Bir bebek doğduğunda, büyüyünce olabilecek şeyler için vaadler duymaya başlar. Bir büyü gibi anlatılır büyümek. İştah uyandırır. Yeterince çabalandığında edinilebilecek bir mertebe gibi. Oraya varmak, yapılacaklar yapılırsa mümkün olacaktır ve bunun için çaba gerekmektedir.

Bizlere çocukluk, gençlik, olgunluk ve devamında yaşlılık olan bir süreci izliyormuşuz gibi geliyor ama aslına bakarsanız; doğduğumuz günden itibaren yaşlanmanın da başladığı bir süreci takip ediyoruz. Beden, her an yaşlanıyor.

Baskı altındayız. Fiziksel unsurların ‘tamam’ olmasının, yaşamımızdaki deneyimin garantörü olacağına dair bir inancımız var. Güzel olmalıyız ki, beğenilelim. Beğenilelim ki, güzel bir deneyim yaşayalım. Bu zincirdeki güzellik algımıza yapışmış durumdayız ve ortaya ısrarlı bir çaba koyuyoruz. Bu çaba ile bir arada tutabileceğimizi zannettiğimiz koşullarla, kalıcı bir form yaratma peşindeyiz.

Elimizdeki el aynasıyla, her şeyin düzgün ve yerli yerinde olup olmadığını kontrol ede duralım; ancak beden yaşlanıyor. Üstelik hemen sonuç alma arzumuzdan ötürü, onunla düzenli ilgilenmeyi de göze almak istemiyoruz. Spor yapmakla, dengeli beslenmekle, öz bakımımızla düzenli ilgilenmekle ‘vakit kaybetmek’ istemiyoruz. Hızlı hamlelerle ‘daima’ ya da ‘her istediğimizde’ güzel olabilmek istiyoruz. Teknoloji de reklamlar da sağolsun, bunun bize mümkün olduğunu sıklıkla fısıldıyor. Çabamız, düzenli ve uzun vadeli değil; ancak kontrolümüz her daim. Baskı, böyle oluşuyor.

Güzellik uğruna ortaya koyduğumuz çaba, aslını gölgeliyor olabilir mi ?

Diyebilirsiniz ki, peki ne yapalım? Kendimize bakmayalım mı? Özen göstermeyelim mi? Elbette söylediğim bu değil. Elbette bedenimize iyi bakalım; ancak özen göstermekle, kalıcı olması için çabalamak birbirinden apayrı kavramlar. Güzellik, düzgünlük uğruna ortaya koyduğumuz çabanın, bizim istediğimiz anlamda bir kalıcılık sağlayamayabileceğinden söz ediyorum sadece.

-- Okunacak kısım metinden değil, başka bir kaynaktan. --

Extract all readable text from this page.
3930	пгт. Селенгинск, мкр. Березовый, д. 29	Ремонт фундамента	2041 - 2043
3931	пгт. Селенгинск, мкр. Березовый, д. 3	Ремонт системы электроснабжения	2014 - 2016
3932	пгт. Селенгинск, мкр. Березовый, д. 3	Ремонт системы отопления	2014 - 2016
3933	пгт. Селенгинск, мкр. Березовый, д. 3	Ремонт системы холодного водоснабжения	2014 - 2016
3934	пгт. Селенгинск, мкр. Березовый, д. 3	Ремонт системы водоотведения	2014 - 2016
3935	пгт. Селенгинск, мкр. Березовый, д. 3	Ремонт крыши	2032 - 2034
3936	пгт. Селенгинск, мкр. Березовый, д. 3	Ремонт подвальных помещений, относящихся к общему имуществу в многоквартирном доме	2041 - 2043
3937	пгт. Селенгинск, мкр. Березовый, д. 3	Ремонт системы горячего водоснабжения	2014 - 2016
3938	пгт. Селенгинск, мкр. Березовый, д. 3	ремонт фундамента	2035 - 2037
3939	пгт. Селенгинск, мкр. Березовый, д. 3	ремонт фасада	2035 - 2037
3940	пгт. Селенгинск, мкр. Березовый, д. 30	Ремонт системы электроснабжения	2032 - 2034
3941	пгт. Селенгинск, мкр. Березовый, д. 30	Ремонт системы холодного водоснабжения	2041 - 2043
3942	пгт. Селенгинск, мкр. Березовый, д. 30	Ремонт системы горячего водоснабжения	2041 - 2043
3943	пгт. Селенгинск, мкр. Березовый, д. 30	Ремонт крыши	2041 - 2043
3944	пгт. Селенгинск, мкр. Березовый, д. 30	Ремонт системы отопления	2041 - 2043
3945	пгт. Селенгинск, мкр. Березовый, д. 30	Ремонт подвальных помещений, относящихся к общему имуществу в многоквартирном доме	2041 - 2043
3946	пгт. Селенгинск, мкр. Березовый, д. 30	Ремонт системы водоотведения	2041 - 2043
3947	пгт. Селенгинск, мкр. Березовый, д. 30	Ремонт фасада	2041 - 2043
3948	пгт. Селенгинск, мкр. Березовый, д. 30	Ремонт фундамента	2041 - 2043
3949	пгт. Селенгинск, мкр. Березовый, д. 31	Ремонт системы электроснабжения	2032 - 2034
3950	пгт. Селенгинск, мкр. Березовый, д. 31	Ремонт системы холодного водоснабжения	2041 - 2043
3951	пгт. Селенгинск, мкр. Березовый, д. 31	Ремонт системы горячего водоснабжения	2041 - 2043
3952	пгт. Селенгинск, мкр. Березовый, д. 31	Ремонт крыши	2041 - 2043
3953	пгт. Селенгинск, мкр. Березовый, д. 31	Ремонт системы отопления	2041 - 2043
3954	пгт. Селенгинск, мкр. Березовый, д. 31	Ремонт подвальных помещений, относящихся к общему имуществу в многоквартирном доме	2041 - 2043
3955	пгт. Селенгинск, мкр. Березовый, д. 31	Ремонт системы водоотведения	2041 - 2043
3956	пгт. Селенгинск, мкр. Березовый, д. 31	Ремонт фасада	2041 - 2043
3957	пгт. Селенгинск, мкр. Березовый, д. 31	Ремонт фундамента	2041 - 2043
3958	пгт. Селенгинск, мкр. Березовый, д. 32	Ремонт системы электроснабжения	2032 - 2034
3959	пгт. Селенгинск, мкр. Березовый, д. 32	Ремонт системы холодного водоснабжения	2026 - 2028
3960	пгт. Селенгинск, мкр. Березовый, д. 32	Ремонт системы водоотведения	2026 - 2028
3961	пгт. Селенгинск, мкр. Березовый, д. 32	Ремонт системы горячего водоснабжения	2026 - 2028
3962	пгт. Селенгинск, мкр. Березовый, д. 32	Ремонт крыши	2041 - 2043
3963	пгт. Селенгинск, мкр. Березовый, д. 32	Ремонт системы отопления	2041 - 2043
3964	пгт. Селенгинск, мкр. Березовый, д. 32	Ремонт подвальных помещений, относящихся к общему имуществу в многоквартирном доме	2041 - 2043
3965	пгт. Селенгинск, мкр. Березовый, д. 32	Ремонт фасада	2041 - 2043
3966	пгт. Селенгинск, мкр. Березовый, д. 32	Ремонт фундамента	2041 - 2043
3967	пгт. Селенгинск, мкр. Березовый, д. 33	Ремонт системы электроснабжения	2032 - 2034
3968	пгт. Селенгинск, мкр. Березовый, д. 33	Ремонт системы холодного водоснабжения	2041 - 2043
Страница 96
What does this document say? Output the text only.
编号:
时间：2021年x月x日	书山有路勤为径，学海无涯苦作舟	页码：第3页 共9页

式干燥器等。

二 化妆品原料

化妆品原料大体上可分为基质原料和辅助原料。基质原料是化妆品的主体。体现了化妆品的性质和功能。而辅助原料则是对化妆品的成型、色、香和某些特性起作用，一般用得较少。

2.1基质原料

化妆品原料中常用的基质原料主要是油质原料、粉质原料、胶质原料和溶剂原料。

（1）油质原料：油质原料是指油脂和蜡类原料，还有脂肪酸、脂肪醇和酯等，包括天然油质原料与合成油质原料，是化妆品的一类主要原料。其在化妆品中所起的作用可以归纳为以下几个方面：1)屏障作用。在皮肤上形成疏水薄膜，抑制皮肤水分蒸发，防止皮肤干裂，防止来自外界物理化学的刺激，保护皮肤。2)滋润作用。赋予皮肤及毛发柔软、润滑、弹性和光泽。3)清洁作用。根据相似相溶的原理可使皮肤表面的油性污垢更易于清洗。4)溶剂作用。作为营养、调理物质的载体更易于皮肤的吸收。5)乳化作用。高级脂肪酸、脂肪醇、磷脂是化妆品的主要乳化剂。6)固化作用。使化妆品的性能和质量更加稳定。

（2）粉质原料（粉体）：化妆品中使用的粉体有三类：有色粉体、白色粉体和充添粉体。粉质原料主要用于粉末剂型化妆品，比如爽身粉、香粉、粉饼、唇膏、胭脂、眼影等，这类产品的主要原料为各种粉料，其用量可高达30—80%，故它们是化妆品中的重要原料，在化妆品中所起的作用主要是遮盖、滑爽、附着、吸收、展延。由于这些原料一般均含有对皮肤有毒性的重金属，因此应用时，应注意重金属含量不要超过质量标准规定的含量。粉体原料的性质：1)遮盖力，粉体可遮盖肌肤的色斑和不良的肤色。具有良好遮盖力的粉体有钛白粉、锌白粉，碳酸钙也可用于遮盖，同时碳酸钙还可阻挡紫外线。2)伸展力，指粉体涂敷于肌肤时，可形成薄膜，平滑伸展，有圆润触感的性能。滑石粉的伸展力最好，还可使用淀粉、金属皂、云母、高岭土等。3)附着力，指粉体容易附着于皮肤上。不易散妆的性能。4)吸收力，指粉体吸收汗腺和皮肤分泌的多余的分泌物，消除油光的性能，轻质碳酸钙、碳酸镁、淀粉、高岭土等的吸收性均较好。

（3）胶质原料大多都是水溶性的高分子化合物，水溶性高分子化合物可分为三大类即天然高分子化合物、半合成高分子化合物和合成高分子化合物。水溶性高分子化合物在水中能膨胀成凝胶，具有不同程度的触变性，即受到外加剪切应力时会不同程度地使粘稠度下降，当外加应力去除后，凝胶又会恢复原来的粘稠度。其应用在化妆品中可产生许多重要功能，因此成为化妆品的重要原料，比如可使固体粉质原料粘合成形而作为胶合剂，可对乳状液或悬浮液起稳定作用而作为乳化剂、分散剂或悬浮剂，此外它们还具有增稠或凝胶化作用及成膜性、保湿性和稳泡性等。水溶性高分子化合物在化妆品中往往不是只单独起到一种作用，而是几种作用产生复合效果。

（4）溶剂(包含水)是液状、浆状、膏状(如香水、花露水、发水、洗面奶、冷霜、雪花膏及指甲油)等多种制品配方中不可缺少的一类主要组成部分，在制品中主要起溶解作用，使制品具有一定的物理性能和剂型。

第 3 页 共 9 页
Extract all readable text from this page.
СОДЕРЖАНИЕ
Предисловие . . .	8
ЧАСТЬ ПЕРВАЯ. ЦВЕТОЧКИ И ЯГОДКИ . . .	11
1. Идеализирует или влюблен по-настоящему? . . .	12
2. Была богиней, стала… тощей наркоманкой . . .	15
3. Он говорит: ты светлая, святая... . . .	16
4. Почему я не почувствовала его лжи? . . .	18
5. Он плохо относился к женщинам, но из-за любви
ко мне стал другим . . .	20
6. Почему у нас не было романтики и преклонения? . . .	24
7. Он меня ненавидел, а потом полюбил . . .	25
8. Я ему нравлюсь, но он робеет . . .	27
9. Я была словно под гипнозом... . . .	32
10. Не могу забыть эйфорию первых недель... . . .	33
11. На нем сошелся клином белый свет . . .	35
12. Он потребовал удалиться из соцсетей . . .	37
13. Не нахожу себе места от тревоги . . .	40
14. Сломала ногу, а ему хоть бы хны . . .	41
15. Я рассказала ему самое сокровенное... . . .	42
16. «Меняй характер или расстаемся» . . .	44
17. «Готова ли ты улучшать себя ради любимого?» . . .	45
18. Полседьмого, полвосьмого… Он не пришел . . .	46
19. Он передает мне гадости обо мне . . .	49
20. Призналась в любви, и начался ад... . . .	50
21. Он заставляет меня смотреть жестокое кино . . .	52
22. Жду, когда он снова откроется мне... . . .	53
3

Kendimizi maruz bıraktığımız baskı ile strese neden olan büyük ‘kontrol’ çabamızın ardına bakabiliriz. Yatırımımızın -eğer varsa-, ne yönde olduğunu anlamaya çalışabiliriz.

Düşünce, söz ve eylemlerimiz birbirini izliyor. Bırakmak istediğimiz etki ya da almak istediğimiz beğeni, değişmez fiziksel unsurlarımızın bir sonucu olmuyor. Ya da öyle olursa, sığ ya da atıştırmalık keyifler gibi oluyor. Çabalıyoruz, didiniyoruz ama elde avuçta kalan: sabun köpüğü.

Zarafet, eğer doğru bir anlayıştan gelen bir çabayla beslenirse, bedendeki yaşlanmayla ters orantılı işliyor gibi duruyor. Yıllar, anlayışımızın derinleşmesine vesile olduğunda, örtüler kalkıyor. Kelimeler, ifadeler, eylemler de derinleşmeye başlıyor. Belki de yıllardır büyük bir çabayla peşinden koştuğumuz ışıltı, kendiliğinden görünür oluyor.

Çünkü zarafet, yaşsız. Elmas, anlayışımıza yatırım yaptıkça ışıldıyor.
Yıllara meydan okumak, zarafetimizden geliyor.
Çünkü yaş almak, zarafeti gölgelemiyor.
Çünkü zarafet, yaşlanmıyor. Büyüyor.

*Görsel: “boşluk, değersizlik” anlamında olan Latince “Vanitas” sözcüğü, hayatın geçiciliğini, zevkin boşluğunu anlatan; insanlara ölümlü olduğunu hatırlatan sanat eserlerinde kullanılıyormuş.